If the EU case against Intel relies heavily on these precedents, Intel will likely argue in its appeals that its sales incentives lowered prices for buyers and didn't measurably harm AMD's market share. But it's possible that Neelie Kroes and her team have pioneered new legal interpretations of EU statutes—much as Monti did in the Microsoft case—because the tech sector operates under different rules. (Click here for an analysis of EU competition practice concerning discounting by dominant firms.)
One thing is for certain: The rules for Intel look to be changing. Whether that leads to more legal challenges in the U.S. or to an improvement in the fortunes of struggling AMD won't be known for years to come.

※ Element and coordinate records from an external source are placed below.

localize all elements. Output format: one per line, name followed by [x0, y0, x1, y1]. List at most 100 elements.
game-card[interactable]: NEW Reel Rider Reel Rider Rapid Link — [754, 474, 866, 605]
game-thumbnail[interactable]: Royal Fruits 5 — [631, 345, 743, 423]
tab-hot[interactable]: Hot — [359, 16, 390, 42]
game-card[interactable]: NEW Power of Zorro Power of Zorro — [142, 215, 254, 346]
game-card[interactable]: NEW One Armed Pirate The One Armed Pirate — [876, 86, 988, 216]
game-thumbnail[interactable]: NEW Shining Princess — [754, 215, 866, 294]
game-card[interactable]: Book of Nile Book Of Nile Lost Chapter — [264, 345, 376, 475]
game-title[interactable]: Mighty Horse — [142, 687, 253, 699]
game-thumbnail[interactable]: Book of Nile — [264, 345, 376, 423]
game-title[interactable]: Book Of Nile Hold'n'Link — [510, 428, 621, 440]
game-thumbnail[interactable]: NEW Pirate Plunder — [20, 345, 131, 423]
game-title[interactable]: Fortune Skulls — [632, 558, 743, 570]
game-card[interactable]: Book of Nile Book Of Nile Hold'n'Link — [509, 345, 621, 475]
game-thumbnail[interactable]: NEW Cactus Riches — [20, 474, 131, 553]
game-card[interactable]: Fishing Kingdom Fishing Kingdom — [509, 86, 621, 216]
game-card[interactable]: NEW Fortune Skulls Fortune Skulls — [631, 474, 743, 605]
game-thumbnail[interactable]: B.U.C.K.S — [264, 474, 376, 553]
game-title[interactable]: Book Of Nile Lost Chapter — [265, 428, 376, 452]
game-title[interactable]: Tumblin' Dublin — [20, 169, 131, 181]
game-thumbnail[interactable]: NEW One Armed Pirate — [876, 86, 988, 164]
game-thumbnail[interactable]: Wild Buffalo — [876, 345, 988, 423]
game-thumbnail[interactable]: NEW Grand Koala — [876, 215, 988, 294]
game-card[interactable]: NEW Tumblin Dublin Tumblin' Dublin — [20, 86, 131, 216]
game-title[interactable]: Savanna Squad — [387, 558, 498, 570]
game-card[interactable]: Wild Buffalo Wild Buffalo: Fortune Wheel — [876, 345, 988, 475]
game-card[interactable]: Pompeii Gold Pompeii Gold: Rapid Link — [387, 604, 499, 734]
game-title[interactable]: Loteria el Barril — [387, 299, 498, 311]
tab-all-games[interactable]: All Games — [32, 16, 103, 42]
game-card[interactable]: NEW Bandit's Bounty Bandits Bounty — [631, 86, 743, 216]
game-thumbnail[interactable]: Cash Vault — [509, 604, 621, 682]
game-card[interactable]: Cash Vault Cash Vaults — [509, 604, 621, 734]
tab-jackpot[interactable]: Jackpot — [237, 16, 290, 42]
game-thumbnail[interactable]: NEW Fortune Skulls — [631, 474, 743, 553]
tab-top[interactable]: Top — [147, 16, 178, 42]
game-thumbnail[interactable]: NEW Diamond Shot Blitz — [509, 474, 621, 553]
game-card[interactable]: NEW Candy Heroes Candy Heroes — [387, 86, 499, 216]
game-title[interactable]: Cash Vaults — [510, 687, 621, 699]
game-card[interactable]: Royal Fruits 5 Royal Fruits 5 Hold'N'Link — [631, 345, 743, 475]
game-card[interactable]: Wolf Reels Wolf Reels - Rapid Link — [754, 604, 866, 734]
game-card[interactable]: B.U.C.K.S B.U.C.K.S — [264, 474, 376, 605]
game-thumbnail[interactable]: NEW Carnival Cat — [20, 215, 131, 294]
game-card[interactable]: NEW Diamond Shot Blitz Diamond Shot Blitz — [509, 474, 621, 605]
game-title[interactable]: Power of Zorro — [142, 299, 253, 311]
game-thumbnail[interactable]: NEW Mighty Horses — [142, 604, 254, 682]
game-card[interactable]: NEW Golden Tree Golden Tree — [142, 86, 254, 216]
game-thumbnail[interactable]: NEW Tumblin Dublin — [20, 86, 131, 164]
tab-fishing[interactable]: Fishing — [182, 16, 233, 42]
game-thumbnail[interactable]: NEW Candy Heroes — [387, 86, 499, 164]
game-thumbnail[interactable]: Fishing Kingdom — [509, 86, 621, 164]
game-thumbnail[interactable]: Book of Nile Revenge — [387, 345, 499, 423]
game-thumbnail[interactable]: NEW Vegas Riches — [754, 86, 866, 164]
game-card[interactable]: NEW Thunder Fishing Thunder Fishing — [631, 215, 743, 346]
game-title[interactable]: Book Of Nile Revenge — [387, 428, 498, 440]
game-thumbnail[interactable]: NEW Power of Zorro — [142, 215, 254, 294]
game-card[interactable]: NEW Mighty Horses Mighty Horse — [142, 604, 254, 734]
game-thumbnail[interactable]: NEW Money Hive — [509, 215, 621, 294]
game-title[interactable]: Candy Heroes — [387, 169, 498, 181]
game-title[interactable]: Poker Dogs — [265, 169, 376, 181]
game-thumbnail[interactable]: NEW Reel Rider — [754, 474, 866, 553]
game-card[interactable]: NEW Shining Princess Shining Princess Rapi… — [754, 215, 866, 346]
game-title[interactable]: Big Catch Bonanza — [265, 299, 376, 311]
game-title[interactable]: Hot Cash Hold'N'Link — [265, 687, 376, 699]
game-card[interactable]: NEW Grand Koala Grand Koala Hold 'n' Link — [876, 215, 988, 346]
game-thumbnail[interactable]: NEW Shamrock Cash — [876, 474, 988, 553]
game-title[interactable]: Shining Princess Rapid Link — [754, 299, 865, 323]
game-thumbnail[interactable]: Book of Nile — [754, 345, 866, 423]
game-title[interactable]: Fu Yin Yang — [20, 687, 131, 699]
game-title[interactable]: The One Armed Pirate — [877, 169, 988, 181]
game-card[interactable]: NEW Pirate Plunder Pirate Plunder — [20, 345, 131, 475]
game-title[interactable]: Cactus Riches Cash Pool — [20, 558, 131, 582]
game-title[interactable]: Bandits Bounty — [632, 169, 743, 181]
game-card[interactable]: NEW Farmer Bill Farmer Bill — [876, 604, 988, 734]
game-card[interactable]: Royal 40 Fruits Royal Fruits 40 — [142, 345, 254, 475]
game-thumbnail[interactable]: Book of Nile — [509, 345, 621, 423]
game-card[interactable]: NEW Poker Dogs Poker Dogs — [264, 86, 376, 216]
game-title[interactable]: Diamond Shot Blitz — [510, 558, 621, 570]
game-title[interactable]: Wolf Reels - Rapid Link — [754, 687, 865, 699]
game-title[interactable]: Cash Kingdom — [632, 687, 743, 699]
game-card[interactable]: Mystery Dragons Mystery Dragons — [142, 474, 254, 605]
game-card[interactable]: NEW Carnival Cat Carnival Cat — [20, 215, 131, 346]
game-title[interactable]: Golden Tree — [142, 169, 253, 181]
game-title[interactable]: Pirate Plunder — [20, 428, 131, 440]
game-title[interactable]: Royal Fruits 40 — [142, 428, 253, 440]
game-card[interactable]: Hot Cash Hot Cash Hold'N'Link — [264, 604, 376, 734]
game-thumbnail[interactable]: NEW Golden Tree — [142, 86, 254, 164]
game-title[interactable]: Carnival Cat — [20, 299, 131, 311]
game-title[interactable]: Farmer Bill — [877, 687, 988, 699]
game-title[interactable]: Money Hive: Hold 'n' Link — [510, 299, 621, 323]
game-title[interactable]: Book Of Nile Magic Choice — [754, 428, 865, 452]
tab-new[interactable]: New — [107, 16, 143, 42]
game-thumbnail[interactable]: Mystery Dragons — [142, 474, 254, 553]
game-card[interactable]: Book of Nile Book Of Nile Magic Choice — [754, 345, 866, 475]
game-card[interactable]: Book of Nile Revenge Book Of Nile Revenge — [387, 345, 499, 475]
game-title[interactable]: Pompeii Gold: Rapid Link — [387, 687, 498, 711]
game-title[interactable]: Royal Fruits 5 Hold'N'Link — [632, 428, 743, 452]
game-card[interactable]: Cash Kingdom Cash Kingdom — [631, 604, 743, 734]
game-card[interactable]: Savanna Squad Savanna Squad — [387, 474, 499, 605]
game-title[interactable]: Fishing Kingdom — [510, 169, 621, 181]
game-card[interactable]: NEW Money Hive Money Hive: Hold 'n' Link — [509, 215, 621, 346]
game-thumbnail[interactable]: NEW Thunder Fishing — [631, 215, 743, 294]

This is not a new thing. Look at the history of Microsoft, its violation of antitrust rules, and the penalty imposed and paid. Even now some cases are still pending. One fine morning we will hear--this is my apprehension--that AMD and Intel joined hands and we are just silent watchers.
The EU has done this many times before with many companies. Just check out how much Microsoft paid and what its attorney said in defence. I am just quoting one company.
This is not a monopoly issue. The real issue is high paying jobs that Europe wants. This is basically the "hidden agenda" that Europe wants these jobs to the Europeans. The problem is that the EU can't compete with Asia Pacific in consumer goods so it goes after American high tech jobs.
Monopoly is the excuse. It is wolf looking to grab high tech jobs, dressed in sheep clothing called monopoly. If anybody believes in monopoly he/she must be very naive. For the past three decades Europe takes over American industries with all kind of pretext. It started with aviation like the Airbus, then trying to go after Apple, Microsoft, and others. Now they are trying with Intel.
Without competition from AMD we would all still be using Pentium Pros. Government antitrust laws are designed to encourage fair competition and discourage the stagnation which results from monopolies. Intel has been found in violation of these laws.
The real question is whether the price the government makes them pay was worth the advantages the company gained. Certainly for Microsoft, violating U.S. law has been a worthwhile business decision.
One can only wonder how much of this anti-Intel sentiment in the EU is pure jealousy at Intel's superior product & marketing.
I don't think this is a matter of Europe vs US companies. The main beneficiary of Intel respecting competition is AMD--another American company...
Also it's proven that competition fosters innovation and better prices for consumers.
In the long run, it's benefical also for the big companies themselves. Companies that have monopolies end up facing big crisis due to their relaxed mode: AT&T in the past and Microsoft (Vista) are examples of it...
Let's be honest here. AMD employes thousands and thousands people in Europe. That is why EU takes its side. If Intel invested the same amount of money into Europe, I am sure Europeans would not have problem with Intel's business practice. AMD's processors are been developed in Germany, Intel's been developed in Israel.. That is the difference.